Arnett is as fun to listen to as ever, and is a good fit for Surly’s slowly thawing care for the animals around him, but compared to what he’s managed in stuff like The LEGO Batman Movie, he’s firing on half cylinders here. The material just doesn’t ask much of him, or of anyone else. The best fit turns out to be Heigle as Surly’s alter ego Andie who refuses to give in to the temptation for an easy life. The continual gag of her attempting to break into a Disney style song and dance routine only to be mocked for it by the others is one of the few times The Nut Job 2 courts its own identity, but it never lasts long. It’s easier to spend time with the Mayor’s psychotically-spoiled daughter (Moner) and her unfortunate bulldog (Cannavale) and his attempts to woo Surly’s dog Friday, Precious (Rudolph).
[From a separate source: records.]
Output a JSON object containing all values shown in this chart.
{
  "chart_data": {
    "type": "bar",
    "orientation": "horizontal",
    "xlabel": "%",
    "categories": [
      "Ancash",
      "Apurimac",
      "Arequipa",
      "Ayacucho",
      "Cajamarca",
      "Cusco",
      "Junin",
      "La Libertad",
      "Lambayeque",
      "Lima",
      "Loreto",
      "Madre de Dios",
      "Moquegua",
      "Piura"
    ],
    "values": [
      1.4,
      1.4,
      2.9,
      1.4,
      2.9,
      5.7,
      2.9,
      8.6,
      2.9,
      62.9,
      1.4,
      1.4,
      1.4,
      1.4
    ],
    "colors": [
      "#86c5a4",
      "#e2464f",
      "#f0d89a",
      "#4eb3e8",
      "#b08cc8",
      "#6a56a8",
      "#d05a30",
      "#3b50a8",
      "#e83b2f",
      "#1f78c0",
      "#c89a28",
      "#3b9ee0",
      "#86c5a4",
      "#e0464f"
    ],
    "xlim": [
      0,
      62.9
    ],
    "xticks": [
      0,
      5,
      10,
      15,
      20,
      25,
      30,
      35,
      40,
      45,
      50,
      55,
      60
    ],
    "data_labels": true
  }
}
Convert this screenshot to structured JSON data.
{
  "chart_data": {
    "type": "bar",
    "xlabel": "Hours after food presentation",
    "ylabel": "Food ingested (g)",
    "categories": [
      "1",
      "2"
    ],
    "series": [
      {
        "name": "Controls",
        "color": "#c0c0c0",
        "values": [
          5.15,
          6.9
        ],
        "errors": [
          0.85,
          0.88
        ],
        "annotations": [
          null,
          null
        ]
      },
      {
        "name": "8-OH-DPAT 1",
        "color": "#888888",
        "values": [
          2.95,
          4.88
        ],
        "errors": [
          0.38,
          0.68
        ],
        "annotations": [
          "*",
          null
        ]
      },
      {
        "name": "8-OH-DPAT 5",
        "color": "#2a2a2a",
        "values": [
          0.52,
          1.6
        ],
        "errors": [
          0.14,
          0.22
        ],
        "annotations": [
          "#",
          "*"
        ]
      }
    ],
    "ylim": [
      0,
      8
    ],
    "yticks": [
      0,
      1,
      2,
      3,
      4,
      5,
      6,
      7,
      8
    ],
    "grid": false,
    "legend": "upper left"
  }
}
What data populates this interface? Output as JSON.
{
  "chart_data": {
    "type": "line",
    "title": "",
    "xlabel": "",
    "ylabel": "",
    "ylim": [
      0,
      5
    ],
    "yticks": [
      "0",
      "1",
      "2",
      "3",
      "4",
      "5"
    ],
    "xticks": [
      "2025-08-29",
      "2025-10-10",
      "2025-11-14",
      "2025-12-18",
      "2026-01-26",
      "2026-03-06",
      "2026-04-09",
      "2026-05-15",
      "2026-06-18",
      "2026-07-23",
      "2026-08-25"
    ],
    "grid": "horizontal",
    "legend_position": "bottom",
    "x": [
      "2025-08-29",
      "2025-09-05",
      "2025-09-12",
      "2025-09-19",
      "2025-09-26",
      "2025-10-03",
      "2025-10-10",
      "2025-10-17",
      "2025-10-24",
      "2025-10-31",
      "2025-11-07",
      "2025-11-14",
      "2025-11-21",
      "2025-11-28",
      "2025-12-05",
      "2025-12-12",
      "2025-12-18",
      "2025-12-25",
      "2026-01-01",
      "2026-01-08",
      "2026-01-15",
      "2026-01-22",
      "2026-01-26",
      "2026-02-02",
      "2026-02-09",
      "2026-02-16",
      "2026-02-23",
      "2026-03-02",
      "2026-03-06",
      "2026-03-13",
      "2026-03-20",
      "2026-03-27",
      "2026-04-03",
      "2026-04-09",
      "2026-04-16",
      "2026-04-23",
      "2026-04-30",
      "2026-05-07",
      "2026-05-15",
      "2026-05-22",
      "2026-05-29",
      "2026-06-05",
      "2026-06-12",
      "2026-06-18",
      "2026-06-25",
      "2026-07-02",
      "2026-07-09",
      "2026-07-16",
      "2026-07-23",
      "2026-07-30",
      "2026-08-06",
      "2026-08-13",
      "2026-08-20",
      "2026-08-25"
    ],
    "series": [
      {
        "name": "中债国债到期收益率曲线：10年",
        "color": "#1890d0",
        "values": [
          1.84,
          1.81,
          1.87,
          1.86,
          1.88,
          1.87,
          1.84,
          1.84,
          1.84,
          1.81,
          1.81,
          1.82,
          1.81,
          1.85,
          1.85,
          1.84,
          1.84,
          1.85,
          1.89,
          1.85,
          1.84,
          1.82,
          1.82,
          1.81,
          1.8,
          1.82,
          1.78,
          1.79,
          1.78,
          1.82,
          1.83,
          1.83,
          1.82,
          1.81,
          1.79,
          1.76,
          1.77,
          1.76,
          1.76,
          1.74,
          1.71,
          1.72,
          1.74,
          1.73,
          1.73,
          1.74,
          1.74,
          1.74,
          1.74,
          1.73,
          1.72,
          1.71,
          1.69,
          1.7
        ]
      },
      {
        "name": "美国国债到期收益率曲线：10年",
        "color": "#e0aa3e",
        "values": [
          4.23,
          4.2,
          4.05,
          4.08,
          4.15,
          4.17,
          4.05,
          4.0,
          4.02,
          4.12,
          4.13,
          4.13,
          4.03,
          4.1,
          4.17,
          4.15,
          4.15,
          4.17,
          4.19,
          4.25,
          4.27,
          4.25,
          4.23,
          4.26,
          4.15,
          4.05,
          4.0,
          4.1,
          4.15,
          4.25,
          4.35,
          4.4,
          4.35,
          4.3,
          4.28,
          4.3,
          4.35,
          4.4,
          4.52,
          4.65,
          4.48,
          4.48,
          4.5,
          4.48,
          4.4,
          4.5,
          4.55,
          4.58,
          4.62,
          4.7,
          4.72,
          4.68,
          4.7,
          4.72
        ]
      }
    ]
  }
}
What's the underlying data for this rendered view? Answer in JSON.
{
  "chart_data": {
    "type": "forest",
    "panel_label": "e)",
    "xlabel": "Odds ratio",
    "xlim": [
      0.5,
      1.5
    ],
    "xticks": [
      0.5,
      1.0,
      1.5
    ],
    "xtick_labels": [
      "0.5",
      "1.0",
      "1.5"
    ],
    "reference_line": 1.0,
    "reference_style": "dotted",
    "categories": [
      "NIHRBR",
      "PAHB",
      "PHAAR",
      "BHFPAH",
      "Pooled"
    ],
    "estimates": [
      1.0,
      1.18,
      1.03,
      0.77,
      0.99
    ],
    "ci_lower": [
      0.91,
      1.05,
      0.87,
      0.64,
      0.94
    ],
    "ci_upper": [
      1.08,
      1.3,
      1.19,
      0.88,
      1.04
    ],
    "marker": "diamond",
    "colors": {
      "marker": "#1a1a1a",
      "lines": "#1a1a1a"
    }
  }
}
There is simply no guiding idea behind anything in The Nut Job 2 beyond filling up 90 minutes of screen time.

A few good gags and an entertaining third act, when the film finally stops bothering with half-hearted attempts at character building and gives in to insane animation antics, aren’t enough to pull the film out of the hole it has dug for itself. What attempts it does make at integrating new ideas into the film, like the appearance of Mr. Feng (Chan) and his kung-fu mice, seem arbitrary at best (even if it does give us the film’s single best sight gag – a chemical suit filled with mice attempting to fight off pest control mercenaries). More often though it’s just a cynical waste of time, even its makers can’t make a good argument for.